О том, что он сам – победитель, маршал напоминать не стал, и вряд ли из скромности. Покупая лошадь, смотрят ее зубы, а не свои. Что ж, пусть смотрит.
– Да, – сказал Руперт, – у меня всё получилось, но сперва меня спасла ведьма из Хексберга, а потом я встретился с адептами ордена Славы. Кстати говоря, они проверяют гостей кошкой.
4
Неотвратимое стало ближе на один день, а Мэллит все еще не отыскала способ. Мысль пробраться в покои первородной Габриэлы гоганни отбросила сразу. Девушка видела, по которой из лестниц спускается Эмилия, и, гуляя по стенам, запомнила, откуда выходит в сад та, кого предстояло убить, но как исполнить задуманное в незнакомых комнатах? Как войти и потом выйти, никого не потревожив?
Безумного Фалиоля, чья мать была частой гостьей в отцовском доме, никогда не оставляли одного. За первородной Габриэлой смотрели Эмилия с мужем, но иногда им помогали другие женщины, и они не были ни глупы, ни слепы. Что скажут о гостье, поднявшей руку на хозяйскую кровь, сколь бы злобной та ни была? Нареченная Юлианой останется в Озерном замке до родов, ей нужны покой и забота названой дочери, но кто готов принимать лекарства и пищу из рук убийцы? И как объяснить первородному Валентину, что его сестра умерла, чтобы он жил? Если истину удастся скрыть, смерть безумной будет таким же избавлением для близких, как смерть Ликелли, что не вставала со своего ложа шесть лет, проклиная тех, кто ее обмывал и кормил.
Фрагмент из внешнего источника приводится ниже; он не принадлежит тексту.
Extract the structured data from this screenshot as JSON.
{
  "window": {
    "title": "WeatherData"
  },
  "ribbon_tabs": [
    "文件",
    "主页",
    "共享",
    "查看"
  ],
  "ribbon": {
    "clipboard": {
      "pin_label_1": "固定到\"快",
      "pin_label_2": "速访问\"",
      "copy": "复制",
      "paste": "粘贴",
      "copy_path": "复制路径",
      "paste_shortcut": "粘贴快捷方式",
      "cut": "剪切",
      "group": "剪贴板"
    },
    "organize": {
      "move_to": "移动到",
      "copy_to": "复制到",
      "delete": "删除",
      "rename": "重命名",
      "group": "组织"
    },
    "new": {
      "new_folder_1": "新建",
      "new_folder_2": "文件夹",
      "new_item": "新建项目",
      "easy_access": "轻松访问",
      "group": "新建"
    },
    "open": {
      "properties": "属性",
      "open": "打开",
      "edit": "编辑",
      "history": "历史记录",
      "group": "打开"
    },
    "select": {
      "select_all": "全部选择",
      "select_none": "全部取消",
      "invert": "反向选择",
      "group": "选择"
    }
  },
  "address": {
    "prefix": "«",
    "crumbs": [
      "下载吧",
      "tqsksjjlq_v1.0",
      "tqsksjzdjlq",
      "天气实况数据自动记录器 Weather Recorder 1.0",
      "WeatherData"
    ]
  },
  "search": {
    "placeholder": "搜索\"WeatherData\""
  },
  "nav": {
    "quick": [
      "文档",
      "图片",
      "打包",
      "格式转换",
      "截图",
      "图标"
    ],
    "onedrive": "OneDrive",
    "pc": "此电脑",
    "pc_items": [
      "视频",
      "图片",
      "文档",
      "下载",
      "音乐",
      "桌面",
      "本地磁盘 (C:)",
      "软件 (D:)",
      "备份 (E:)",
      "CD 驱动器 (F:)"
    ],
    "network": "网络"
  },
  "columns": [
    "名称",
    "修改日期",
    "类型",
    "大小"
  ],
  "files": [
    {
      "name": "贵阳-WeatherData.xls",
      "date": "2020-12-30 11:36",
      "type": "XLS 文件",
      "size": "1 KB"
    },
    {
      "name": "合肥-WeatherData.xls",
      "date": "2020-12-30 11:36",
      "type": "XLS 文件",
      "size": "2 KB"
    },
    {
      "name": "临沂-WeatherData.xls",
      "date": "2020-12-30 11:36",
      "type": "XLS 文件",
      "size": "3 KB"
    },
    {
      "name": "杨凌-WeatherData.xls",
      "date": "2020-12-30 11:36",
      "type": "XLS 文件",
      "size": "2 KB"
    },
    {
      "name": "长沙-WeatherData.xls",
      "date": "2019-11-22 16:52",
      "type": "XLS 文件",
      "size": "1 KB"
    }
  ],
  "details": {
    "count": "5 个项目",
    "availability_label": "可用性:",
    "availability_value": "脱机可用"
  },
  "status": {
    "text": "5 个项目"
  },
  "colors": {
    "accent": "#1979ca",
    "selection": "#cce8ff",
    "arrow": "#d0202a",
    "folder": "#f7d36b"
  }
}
Ночью Мэллит приснилось, что она убивает Габриэлу хлебным ножом. Девушка проснулась, чувствуя на своих руках кровь и помня, что первый удар не стал смертельным. Гоганни торопливо засветила ночник и осмотрела руки – они были чистыми и пахли лавандой. Ужас прошел, но сон не возвращался. Сев в постели и обхватив коленки, девушка думала о том, что нож не годится, разве только ударить так, будто Габриэла покончила с собой. Это смог бы лекарь или воин, а Мэллит всего лишь умела разделывать птицу и мясо. Куда бить, она представляла, но как покончить с жертвой, не замаравшись в крови?
Ночь ползла на запад, в окне менялись созвездия, а девушка упорно перебирала страшное и отбрасывала невозможное. У нее не было яда, она не успела узнать местные ягоды и грибы, к тому же оставшееся от господ забирают слуги. Пусть такая смерть и не вызовет подозрений, но чем виновата Эмилия с ее вечно усталыми глазами и добрый Эдуард, а ведь у них трое детей…
– Почему ты не спишь?
Роскошная в сборчатой рубашке и чепце стояла на пороге.
– Я проснулась, гляжу, у тебя свет.
– Я… Я видела во сне кровь.
– Тебе стало страшно? – Нареченная Юлианой села рядом и привлекла Мэллит к себе. – Надо было разбудить меня, дурные сны портят день. А что тебе снилось?
– Не помню…
– Но кровь-то ты запомнила? Ты видела мертвеца? Лужу крови или тебе приснилось, что в крови ты сама?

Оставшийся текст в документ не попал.